Foxtel wants direct government investment in production
Delaney also painted a picture of a subscription industry menaced by huge international streaming companies, which incidentally underlies the sprint to Binge, to Stan and to government on-demand services.
He argues that a better way of supporting the drama sector is through direct government support.
‘However, we believe there are better ways to achieve public policy aims that directly support Australia’s creative sector. For example, the Government has recently released draft legislation to change to the Producer Offset scheme to assist the production industry.

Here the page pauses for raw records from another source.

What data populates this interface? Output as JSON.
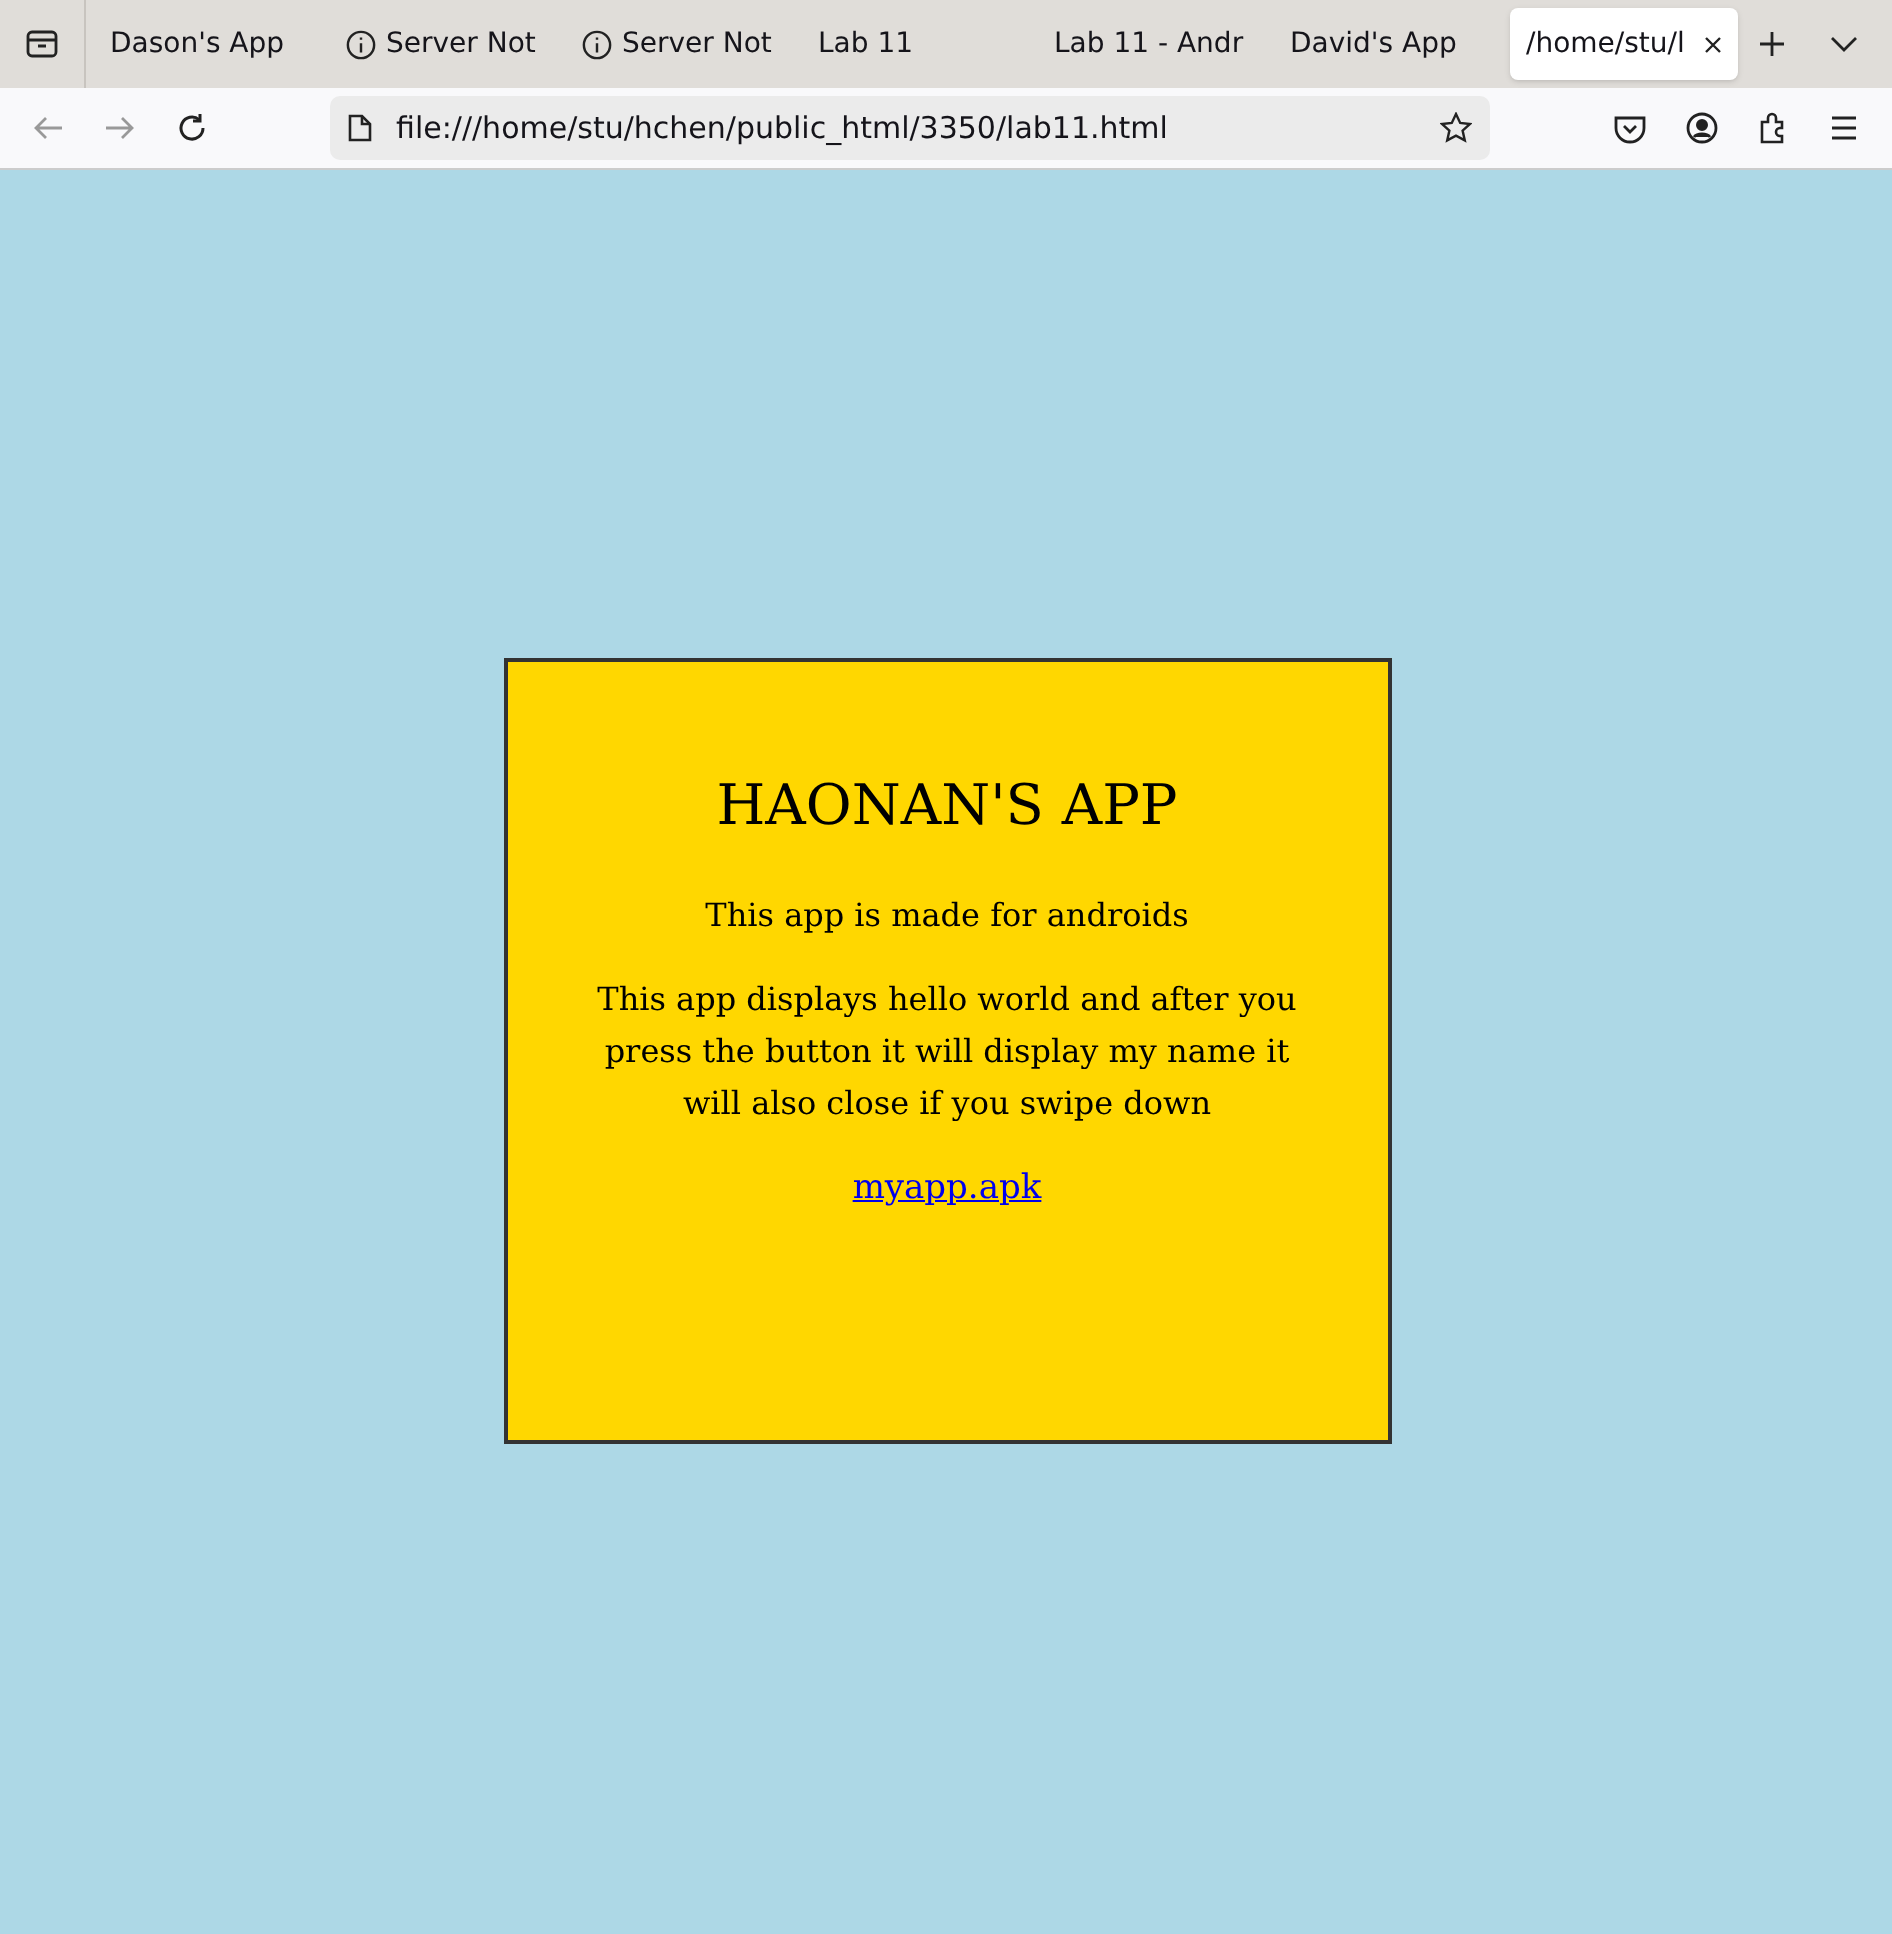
{
  "tabs": [
    {
      "label": "Dason's App",
      "kind": "page",
      "selected": false
    },
    {
      "label": "Server Not",
      "kind": "error",
      "selected": false
    },
    {
      "label": "Server Not",
      "kind": "error",
      "selected": false
    },
    {
      "label": "Lab 11",
      "kind": "page",
      "selected": false
    },
    {
      "label": "Lab 11 - Andr",
      "kind": "page",
      "selected": false
    },
    {
      "label": "David's App",
      "kind": "page",
      "selected": false
    },
    {
      "label": "/home/stu/l",
      "kind": "page",
      "selected": true
    }
  ],
  "address_bar": {
    "url": "file:///home/stu/hchen/public_html/3350/lab11.html"
  },
  "page": {
    "title": "HAONAN'S APP",
    "paragraphs": [
      "This app is made for androids",
      "This app displays hello world and after you press the button it will display my name it will also close if you swipe down"
    ],
    "link": "myapp.apk"
  }
}
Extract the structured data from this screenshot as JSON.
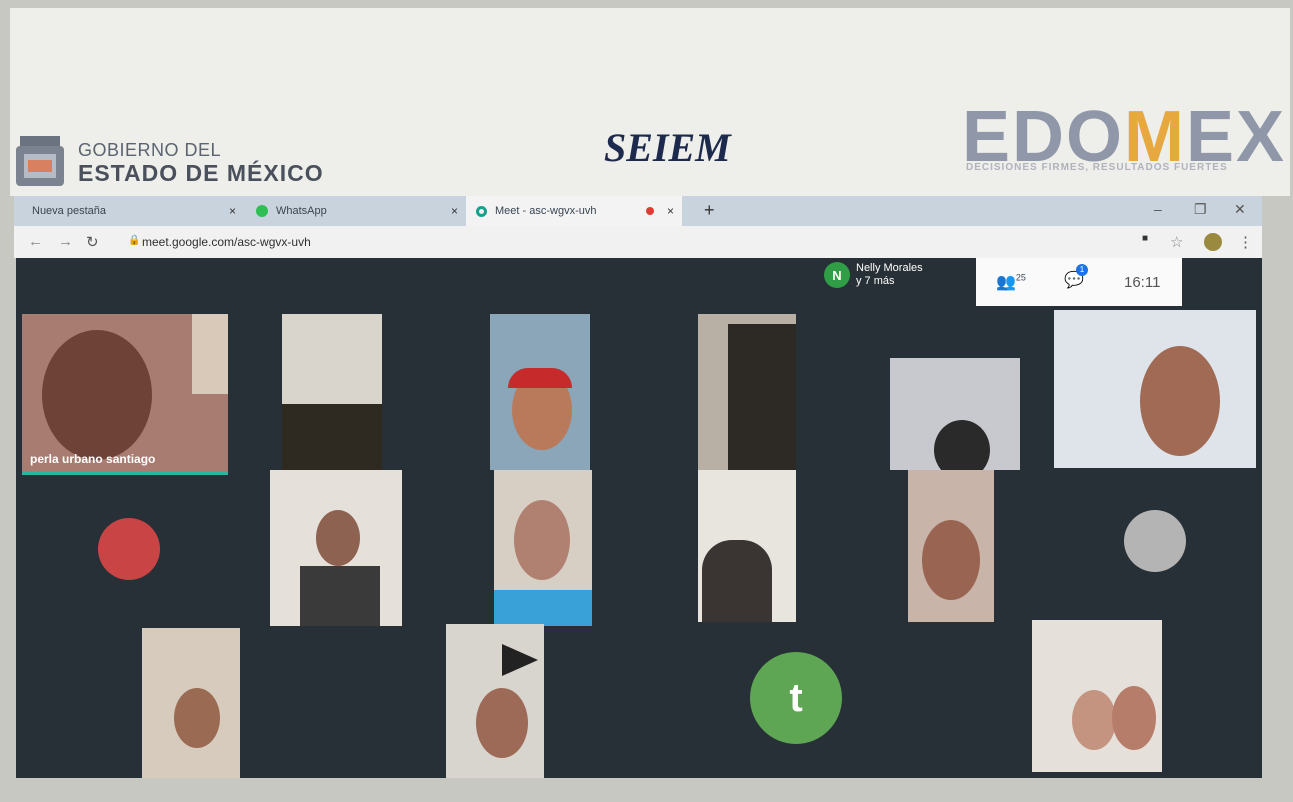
{
  "banner": {
    "gov_line1": "GOBIERNO DEL",
    "gov_line2": "ESTADO DE MÉXICO",
    "center_title": "SEIEM",
    "right_brand_a": "EDO",
    "right_brand_m": "M",
    "right_brand_b": "EX",
    "right_tagline": "DECISIONES FIRMES, RESULTADOS FUERTES"
  },
  "browser": {
    "tabs": [
      {
        "label": "Nueva pestaña"
      },
      {
        "label": "WhatsApp"
      },
      {
        "label": "Meet - asc-wgvx-uvh"
      }
    ],
    "url": "meet.google.com/asc-wgvx-uvh",
    "new_tab_symbol": "+",
    "close_symbol": "×"
  },
  "meet": {
    "presenter_initial": "N",
    "presenter_name": "Nelly Morales",
    "presenter_extra": "y 7 más",
    "participants_count": "25",
    "chat_badge": "1",
    "time": "16:11",
    "named_tile": "perla urbano santiago",
    "avatar_letter": "t"
  },
  "colors": {
    "meet_bg": "#273036",
    "presenter_green": "#2f9e46",
    "avatar_green": "#5ea554"
  }
}
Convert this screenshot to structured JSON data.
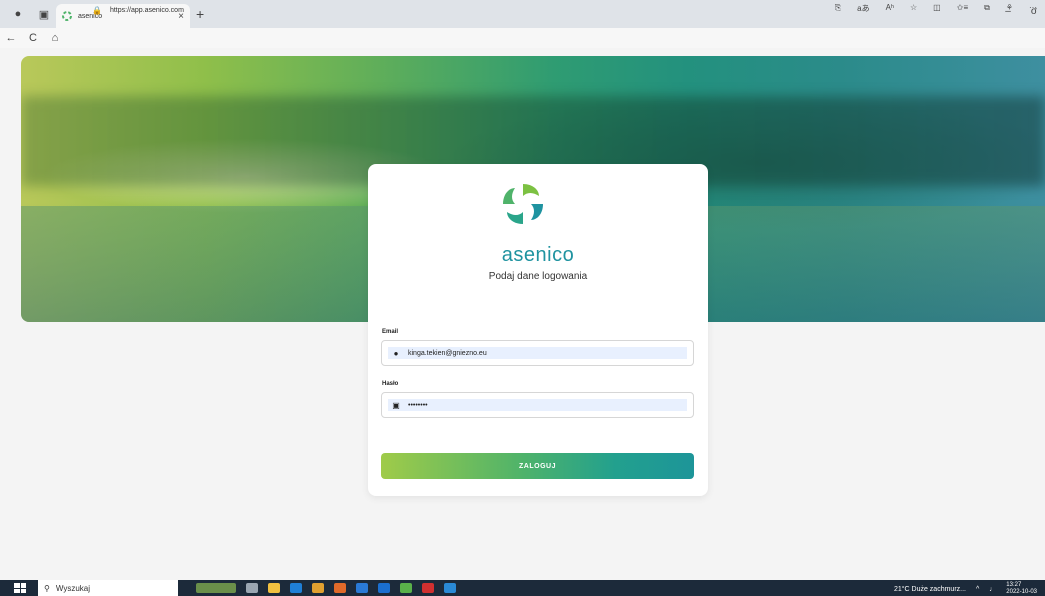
{
  "browser": {
    "tab_title": "asenico",
    "tab_close": "×",
    "new_tab": "+",
    "url": "https://app.asenico.com",
    "win_minimize": "–",
    "win_restore": "σ",
    "nav_back": "←",
    "nav_reload": "C",
    "nav_home": "⌂",
    "lock_icon": "🔒",
    "toolbar_icons": [
      "⎘",
      "aあ",
      "Aʰ",
      "☆",
      "◫",
      "✩≡",
      "⧉",
      "⚘",
      "···"
    ]
  },
  "login": {
    "brand": "asenico",
    "subtitle": "Podaj dane logowania",
    "email_label": "Email",
    "email_value": "kinga.tekien@gniezno.eu",
    "password_label": "Hasło",
    "password_value": "••••••••",
    "button_label": "ZALOGUJ",
    "colors": {
      "teal": "#1f93a0",
      "green": "#9fcb49",
      "autofill": "#e8f0fe"
    }
  },
  "taskbar": {
    "search_placeholder": "Wyszukaj",
    "weather": "21°C  Duże zachmurz...",
    "time": "13:27",
    "date": "2022-10-03"
  }
}
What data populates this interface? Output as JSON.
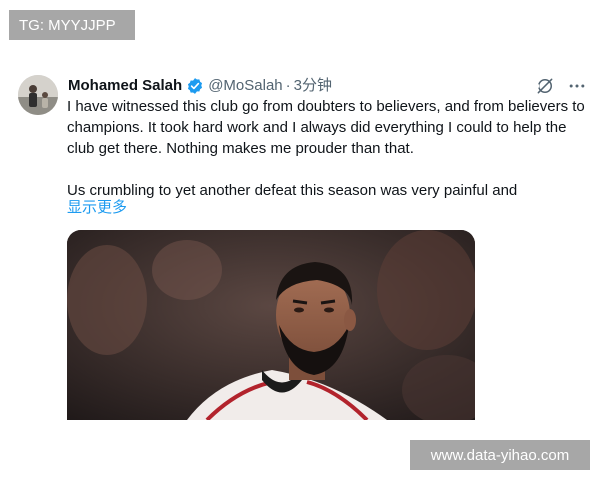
{
  "overlays": {
    "top_left_label": "TG: MYYJJPP",
    "bottom_right_label": "www.data-yihao.com"
  },
  "tweet": {
    "author_name": "Mohamed Salah",
    "verified": true,
    "handle": "@MoSalah",
    "separator": "·",
    "time_ago": "3分钟",
    "paragraphs": [
      "I have witnessed this club go from doubters to believers, and from believers to champions. It took hard work and I always did everything I could to help the club get there. Nothing makes me prouder than that.",
      "Us crumbling to yet another defeat this season was very painful and"
    ],
    "show_more_label": "显示更多",
    "icons": {
      "grok": "grok-icon",
      "more": "more-options-icon",
      "verified": "verified-badge-icon"
    },
    "colors": {
      "verified": "#1d9bf0",
      "link": "#1d9bf0",
      "secondary_text": "#536471"
    }
  }
}
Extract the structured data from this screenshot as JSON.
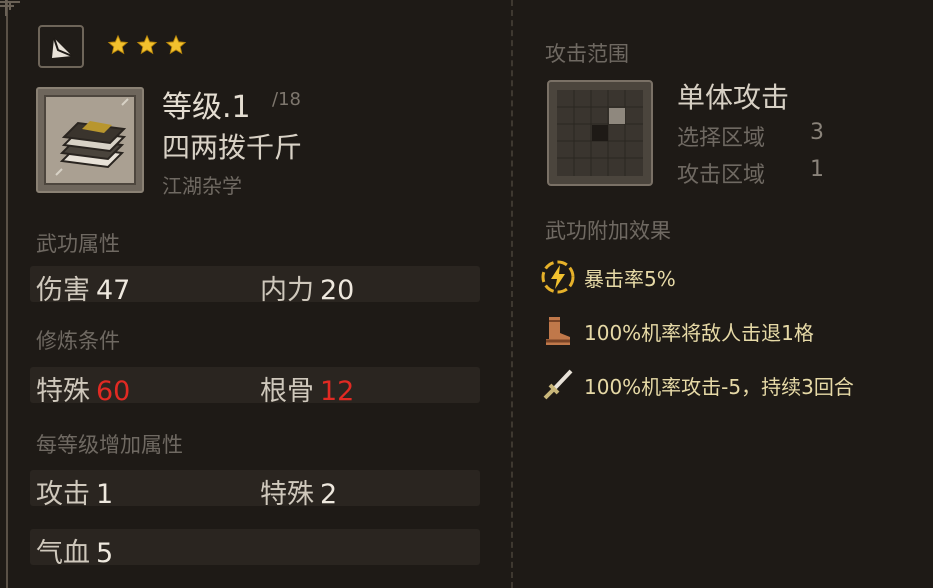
{
  "stars": 3,
  "skill": {
    "level_text": "等级.1",
    "level_max": "/18",
    "name": "四两拨千斤",
    "category": "江湖杂学"
  },
  "attributes": {
    "title": "武功属性",
    "damage_label": "伤害",
    "damage_value": "47",
    "inner_label": "内力",
    "inner_value": "20"
  },
  "requirements": {
    "title": "修炼条件",
    "special_label": "特殊",
    "special_value": "60",
    "bone_label": "根骨",
    "bone_value": "12"
  },
  "per_level": {
    "title": "每等级增加属性",
    "attack_label": "攻击",
    "attack_value": "1",
    "special_label": "特殊",
    "special_value": "2",
    "hp_label": "气血",
    "hp_value": "5"
  },
  "range": {
    "title": "攻击范围",
    "type": "单体攻击",
    "select_label": "选择区域",
    "select_value": "3",
    "attack_label": "攻击区域",
    "attack_value": "1"
  },
  "effects": {
    "title": "武功附加效果",
    "items": [
      {
        "icon": "lightning-icon",
        "text": "暴击率5%"
      },
      {
        "icon": "boot-icon",
        "text": "100%机率将敌人击退1格"
      },
      {
        "icon": "sword-icon",
        "text": "100%机率攻击-5，持续3回合"
      }
    ]
  },
  "colors": {
    "requirement_unmet": "#e12a23",
    "effect_text": "#e6d9a6",
    "star": "#f2c12e"
  }
}
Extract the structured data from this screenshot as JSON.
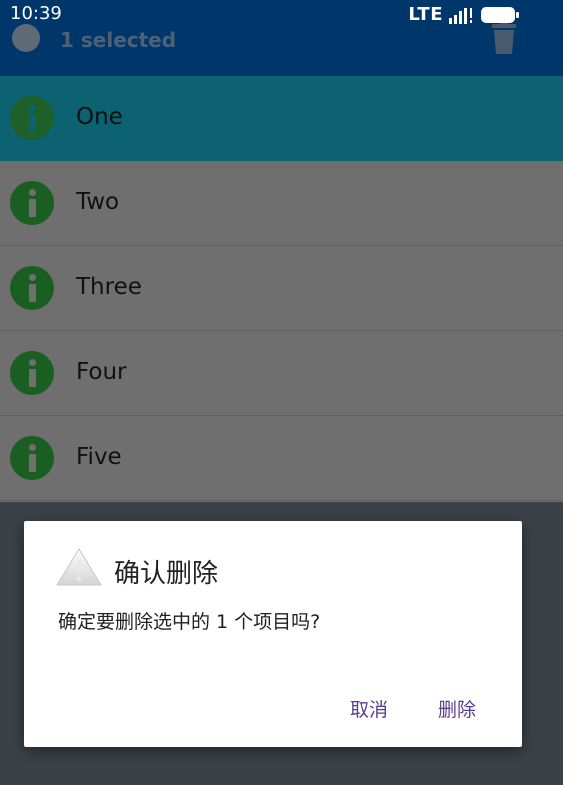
{
  "status_bar": {
    "time": "10:39",
    "network": "LTE"
  },
  "app_bar": {
    "selected_text": "1 selected"
  },
  "list": {
    "items": [
      {
        "label": "One",
        "selected": true
      },
      {
        "label": "Two",
        "selected": false
      },
      {
        "label": "Three",
        "selected": false
      },
      {
        "label": "Four",
        "selected": false
      },
      {
        "label": "Five",
        "selected": false
      }
    ]
  },
  "dialog": {
    "title": "确认删除",
    "message": "确定要删除选中的 1 个项目吗?",
    "cancel_label": "取消",
    "delete_label": "删除"
  },
  "icons": {
    "item": "info-icon",
    "app_bar_left": "check-circle-icon",
    "app_bar_right": "trash-icon",
    "dialog": "warning-icon"
  },
  "colors": {
    "app_bar": "#00376b",
    "selected_row": "#0c6270",
    "item_icon": "#1b5e22",
    "dialog_button": "#5b3d92"
  }
}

‘The proposed 5% drama obligation does not mean that Australian audiences will see fewer Australian stories and voices represented on our screens. It simply provides us with the commercial flexibility to invest in genres and formats that respond to viewers tastes. So, for us, this is a significant and overdue reform.
And there we have it. As he said later in response to a question,
‘As to our commitment to drama and our circumstances, as an Australian subscription broadcaster competing against global giants, the reduction from 10 per cent to five per cent gives us flexibility to invest and compete as one of the local champions of the Australian media industry.’
One of the problems for SPA and the Guilds is that this argument about allegedly more popular formats can only be countered by going deeper into the discussion. We have to address issues like the cultural benefit of storytelling, and the real desires of audiences when the commercial providers distort the playing field by neglecting drama slots. That is the same playbook on a grander scale that has been used against children’s TV.
Facing reality
Foxtel has to face the fact that increased government support is a fantasy at the moment, because the government’s longer term idea is in ruins. It wants to sell spectrum to create a drama fund, but the commercial free-to-air networks are opposed to this. It will also have to deal with the export argument – that a properly organised drama sector can do pretty well in the international market as long as the government provides the right context.
The government is going to look like a naked parrot in a snowstorm if everyone else does get the major streaming companies regulated at the 20-30% level.
There are many nuggets of information in the whole document.